By Lucia Mutikani
WASHINGTON(Reuters) -U.S. home sales unexpectedly increased in January, but investors paying in cash are squeezing out first-time buyers from the housing market amid record low inventory and higher prices.
The surge in sales of previously owned homes last month reported by the National Association of Realtors on Friday likely reflected buyers rushing in to close on contracts in anticipation of mortgage rate rising further.
Mortgage rates have climbed to levels not seen since 2019 as the Federal Reserve is expected to start increasing interest rates next month to tame soaring inflation. Economists are anticipating as many as seven rate hikes this year.
“This is the rush to get in before borrowing costs move higher,” said Jennifer Lee, a senior economist at BMO Capital Markets in Toronto. “Unfortunately, first-timers are being priced out of the increasingly expensive purchase.”
Existing home sales surged 6.7% to a seasonally adjusted annual rate of 6.50 million units last month. Sales rose in all four regions, with strong gains in the Midwest, the most affordable region. Sales jumped 9.3% in the densely populated South, which is experiencing an influx of residents from other regions as companies embrace remote work.
Economists polled by Reuters had forecast sales decreasing 1.0% to a rate of 6.10 million units.
Home resales, which account for the bulk of U.S. home sales, fell 2.3% on a year-on-year basis.
Strong demand for housing against the backdrop of a strengthening labor market and massive savings is outstripping supply, curbing sales. Builders have been unable to significantly ramp up construction because of shortages and higher prices for inputs like softwood lumber for framing as well as cabinets, garage doors, countertops and appliances.
TIGHT SUPPLY
According to a report this week from the National Association of homebuilders, delivery of these products was taking “months,” raising construction costs and delaying projects. The Commerce Department reported on Thursday that the backlog of homes approved for construction but yet to be started surged to a record in January.
Tight supply is keeping house prices elevated. The median existing house price increased 15.4% from a year earlier to $350,300 in January. Sales remained concentrated in higher price brackets, where houses are less scarce.
Sales of homes $250,000 and below, the much sought after price category continued to decline.
First-time buyers accounted for 27% of sales last month, compared to 33% a year ago. Rising mortgage rates could make home buying even less affordable for this group.
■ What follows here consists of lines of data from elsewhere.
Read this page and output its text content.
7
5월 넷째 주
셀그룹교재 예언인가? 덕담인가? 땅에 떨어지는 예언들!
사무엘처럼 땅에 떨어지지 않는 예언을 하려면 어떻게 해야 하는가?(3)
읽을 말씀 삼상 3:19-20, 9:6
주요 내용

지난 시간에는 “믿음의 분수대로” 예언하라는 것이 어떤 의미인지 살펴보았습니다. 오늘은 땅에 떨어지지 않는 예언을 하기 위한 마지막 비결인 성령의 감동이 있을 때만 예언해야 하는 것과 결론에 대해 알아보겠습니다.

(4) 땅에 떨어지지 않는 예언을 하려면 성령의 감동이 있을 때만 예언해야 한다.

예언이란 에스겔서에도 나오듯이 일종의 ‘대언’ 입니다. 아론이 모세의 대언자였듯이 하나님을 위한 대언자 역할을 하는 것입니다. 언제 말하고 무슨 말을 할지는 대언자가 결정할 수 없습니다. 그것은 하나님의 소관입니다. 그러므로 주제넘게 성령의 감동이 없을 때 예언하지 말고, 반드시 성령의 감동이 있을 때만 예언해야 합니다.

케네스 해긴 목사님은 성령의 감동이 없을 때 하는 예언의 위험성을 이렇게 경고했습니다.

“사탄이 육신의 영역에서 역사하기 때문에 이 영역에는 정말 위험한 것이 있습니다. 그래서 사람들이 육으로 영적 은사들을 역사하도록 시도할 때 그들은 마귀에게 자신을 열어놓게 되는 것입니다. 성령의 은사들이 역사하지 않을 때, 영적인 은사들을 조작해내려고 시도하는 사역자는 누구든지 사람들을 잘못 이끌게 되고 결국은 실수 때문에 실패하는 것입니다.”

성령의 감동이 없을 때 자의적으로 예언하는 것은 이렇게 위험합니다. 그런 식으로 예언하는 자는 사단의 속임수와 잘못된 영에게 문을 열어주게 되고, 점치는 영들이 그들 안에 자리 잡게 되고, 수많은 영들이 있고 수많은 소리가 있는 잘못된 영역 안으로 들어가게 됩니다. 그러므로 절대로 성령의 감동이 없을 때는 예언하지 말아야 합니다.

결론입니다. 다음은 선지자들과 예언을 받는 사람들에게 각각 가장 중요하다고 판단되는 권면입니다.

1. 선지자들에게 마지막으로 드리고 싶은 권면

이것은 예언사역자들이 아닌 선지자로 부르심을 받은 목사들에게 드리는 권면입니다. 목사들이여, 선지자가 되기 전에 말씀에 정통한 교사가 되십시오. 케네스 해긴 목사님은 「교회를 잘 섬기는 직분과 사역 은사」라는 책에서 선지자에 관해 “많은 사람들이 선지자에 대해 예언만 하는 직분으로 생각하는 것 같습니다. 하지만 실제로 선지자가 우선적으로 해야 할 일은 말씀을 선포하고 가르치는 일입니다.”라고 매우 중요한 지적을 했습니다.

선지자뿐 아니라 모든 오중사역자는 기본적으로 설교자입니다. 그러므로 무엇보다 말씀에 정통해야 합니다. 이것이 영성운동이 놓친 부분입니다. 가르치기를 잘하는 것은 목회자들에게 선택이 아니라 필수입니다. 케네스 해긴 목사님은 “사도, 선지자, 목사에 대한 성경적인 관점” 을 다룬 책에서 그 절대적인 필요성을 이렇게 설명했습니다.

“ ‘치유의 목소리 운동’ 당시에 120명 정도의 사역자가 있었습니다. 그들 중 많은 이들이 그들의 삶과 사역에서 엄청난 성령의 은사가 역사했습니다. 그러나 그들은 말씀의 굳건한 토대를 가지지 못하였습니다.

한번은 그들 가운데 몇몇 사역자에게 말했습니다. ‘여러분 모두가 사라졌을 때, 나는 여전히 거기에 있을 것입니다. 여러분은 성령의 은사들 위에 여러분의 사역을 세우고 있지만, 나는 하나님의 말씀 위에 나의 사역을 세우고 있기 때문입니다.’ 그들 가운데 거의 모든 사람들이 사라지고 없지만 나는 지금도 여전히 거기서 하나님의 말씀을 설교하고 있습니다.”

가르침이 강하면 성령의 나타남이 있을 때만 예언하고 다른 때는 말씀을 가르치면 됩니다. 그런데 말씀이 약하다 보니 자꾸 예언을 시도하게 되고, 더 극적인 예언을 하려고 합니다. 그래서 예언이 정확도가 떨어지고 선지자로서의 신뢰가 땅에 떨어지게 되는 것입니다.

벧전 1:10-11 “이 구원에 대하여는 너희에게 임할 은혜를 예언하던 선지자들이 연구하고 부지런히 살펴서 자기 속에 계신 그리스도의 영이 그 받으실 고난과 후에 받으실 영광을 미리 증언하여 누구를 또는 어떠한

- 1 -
Individual investors or second-home buyers, who make up many cash sales, bought 22% of homes, up from 15% a year ago. Investors are renovating, and either reselling or renting the homes to take advantage of the hot housing market. All-cash sales made up 27% of transactions compared to 19% last January.
There were a record low 860,000 previously owned homes on the market last month, down 16.5% from a year ago. At January’s sales pace, it would take an all-time low 1.6 months to exhaust the current inventory, down from 1.9 months a year ago.
A six-to-seven-month supply is viewed as a healthy balance between supply and demand.
In January, houses typically remained on the market for 19 days, down from 21 days from a year ago. Seventy-nine percent of homes sold last month were on the market for less than a month.